In the mid-1970s, as a result of his own published research intended to highlight vast potential seafood harvests for U.S. fleets, Alverson became an outspoken proponent of extending U.S. fishing boundaries to 200 miles. He worried that his work would serve as the honey to draw in Asian and Soviet factory fleets.

At the time, he was the director of what was then the Northwest and Alaska Fisheries Center, and worked closely with Sens. Warren Magnuson (D-Wash.) and Ted Stevens (R-Alaska) to pass the landmark 1976 Magnuson Fishery Conservation and Management Act.

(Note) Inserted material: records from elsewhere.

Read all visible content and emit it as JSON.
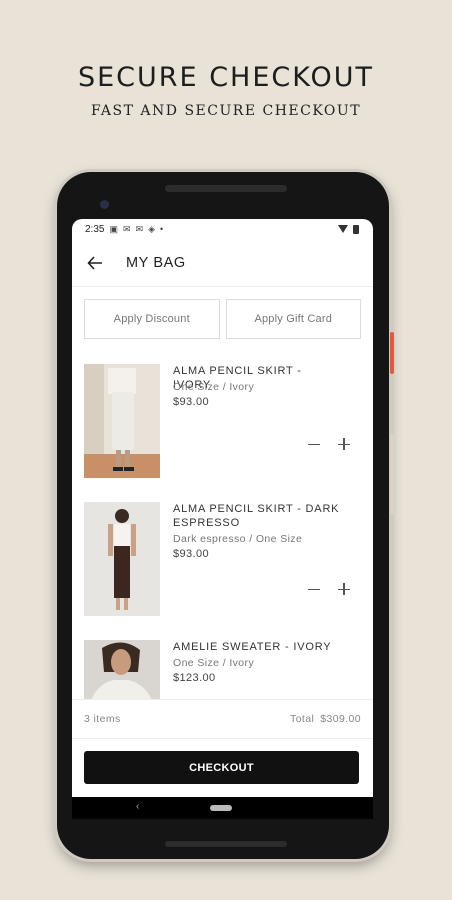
{
  "promo": {
    "title": "SECURE CHECKOUT",
    "subtitle": "FAST AND SECURE CHECKOUT"
  },
  "status_bar": {
    "time": "2:35"
  },
  "header": {
    "title": "MY BAG",
    "back_icon": "arrow-left-icon"
  },
  "actions": {
    "apply_discount": "Apply Discount",
    "apply_gift_card": "Apply Gift Card"
  },
  "items": [
    {
      "name": "ALMA PENCIL SKIRT - IVORY",
      "variant": "One Size / Ivory",
      "price": "$93.00"
    },
    {
      "name": "ALMA PENCIL SKIRT - DARK ESPRESSO",
      "variant": "Dark espresso / One Size",
      "price": "$93.00"
    },
    {
      "name": "AMELIE SWEATER - IVORY",
      "variant": "One Size / Ivory",
      "price": "$123.00"
    }
  ],
  "summary": {
    "count": "3 items",
    "total_label": "Total",
    "total_value": "$309.00"
  },
  "checkout": {
    "label": "CHECKOUT"
  },
  "colors": {
    "background": "#e8e2d7",
    "checkout_button": "#111111",
    "accent_side_button": "#e05b3c"
  }
}
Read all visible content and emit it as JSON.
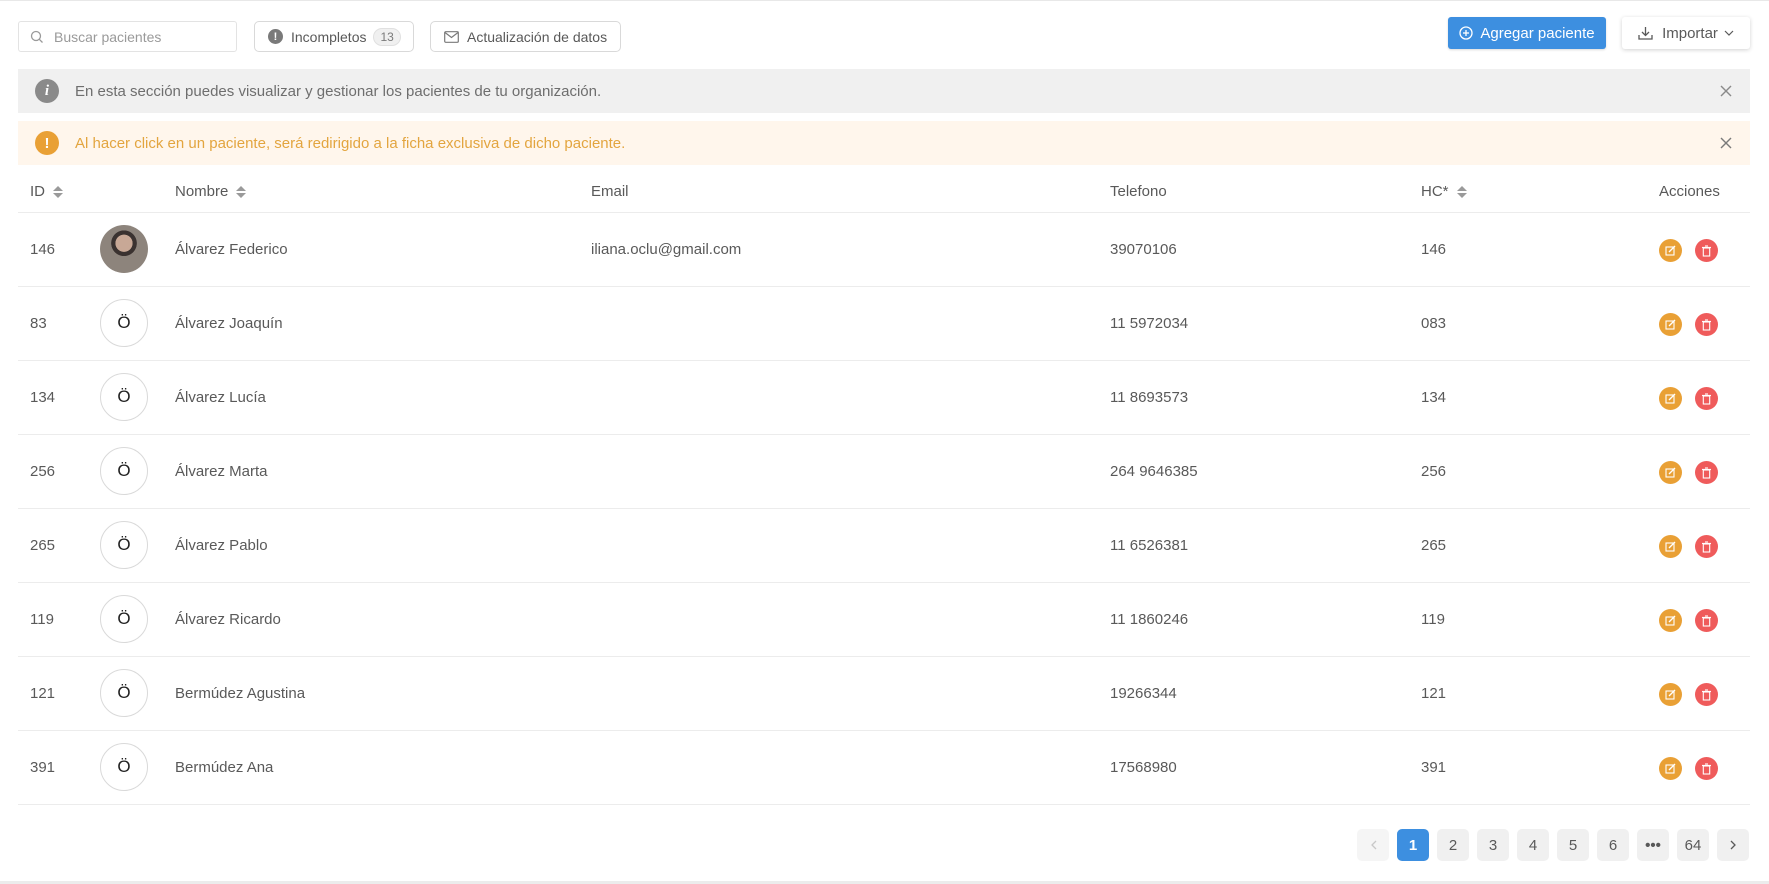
{
  "toolbar": {
    "search_placeholder": "Buscar pacientes",
    "incomplete_label": "Incompletos",
    "incomplete_count": "13",
    "update_label": "Actualización de datos",
    "add_label": "Agregar paciente",
    "import_label": "Importar"
  },
  "alerts": {
    "info_text": "En esta sección puedes visualizar y gestionar los pacientes de tu organización.",
    "warning_text": "Al hacer click en un paciente, será redirigido a la ficha exclusiva de dicho paciente."
  },
  "table": {
    "columns": {
      "id": "ID",
      "name": "Nombre",
      "email": "Email",
      "phone": "Telefono",
      "hc": "HC*",
      "actions": "Acciones"
    },
    "rows": [
      {
        "id": "146",
        "avatar": "",
        "name": "Álvarez Federico",
        "email": "iliana.oclu@gmail.com",
        "phone": "39070106",
        "hc": "146"
      },
      {
        "id": "83",
        "avatar": "Ö",
        "name": "Álvarez Joaquín",
        "email": "",
        "phone": "11 5972034",
        "hc": "083"
      },
      {
        "id": "134",
        "avatar": "Ö",
        "name": "Álvarez Lucía",
        "email": "",
        "phone": "11 8693573",
        "hc": "134"
      },
      {
        "id": "256",
        "avatar": "Ö",
        "name": "Álvarez Marta",
        "email": "",
        "phone": "264 9646385",
        "hc": "256"
      },
      {
        "id": "265",
        "avatar": "Ö",
        "name": "Álvarez Pablo",
        "email": "",
        "phone": "11 6526381",
        "hc": "265"
      },
      {
        "id": "119",
        "avatar": "Ö",
        "name": "Álvarez Ricardo",
        "email": "",
        "phone": "11 1860246",
        "hc": "119"
      },
      {
        "id": "121",
        "avatar": "Ö",
        "name": "Bermúdez Agustina",
        "email": "",
        "phone": "19266344",
        "hc": "121"
      },
      {
        "id": "391",
        "avatar": "Ö",
        "name": "Bermúdez Ana",
        "email": "",
        "phone": "17568980",
        "hc": "391"
      }
    ]
  },
  "pagination": {
    "pages": [
      "1",
      "2",
      "3",
      "4",
      "5",
      "6",
      "•••",
      "64"
    ],
    "current": "1"
  },
  "colors": {
    "primary": "#3d8fe0",
    "warning": "#e9a035",
    "danger": "#ef5b5b",
    "info_bg": "#f0f0f0",
    "warning_bg": "#fff6ec"
  },
  "icons": {
    "search": "search-icon",
    "incomplete": "exclamation-icon",
    "update": "envelope-icon",
    "add": "plus-circle-icon",
    "import": "download-icon",
    "info": "info-icon",
    "warning": "exclamation-icon",
    "close": "close-icon",
    "edit": "edit-icon",
    "delete": "trash-icon"
  }
}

In 1980, Alverson co-founded the Seattle-based Natural Resources Consultants, a firm that specializes in fisheries assessments and policy. He published more than 150 papers and produced a beautifully written autobiography, "Race to The Sea," which I reviewed for this magazine's April '09 issue.

I remember Lee from our West Coast Highliner celebrations. I'm happy to say that he made it to my first as editor of the magazine in November 2011. Though I have no way of knowing now what those dinners truly meant to him, it is reassuring for me to know that one of the creators of our modern fishery management system was there to see the torch passed.

This industry needs strong leadership to carry forward. Let us never forget what it took to get here and what our future has to offer. We will have to fight for it, whatever it is.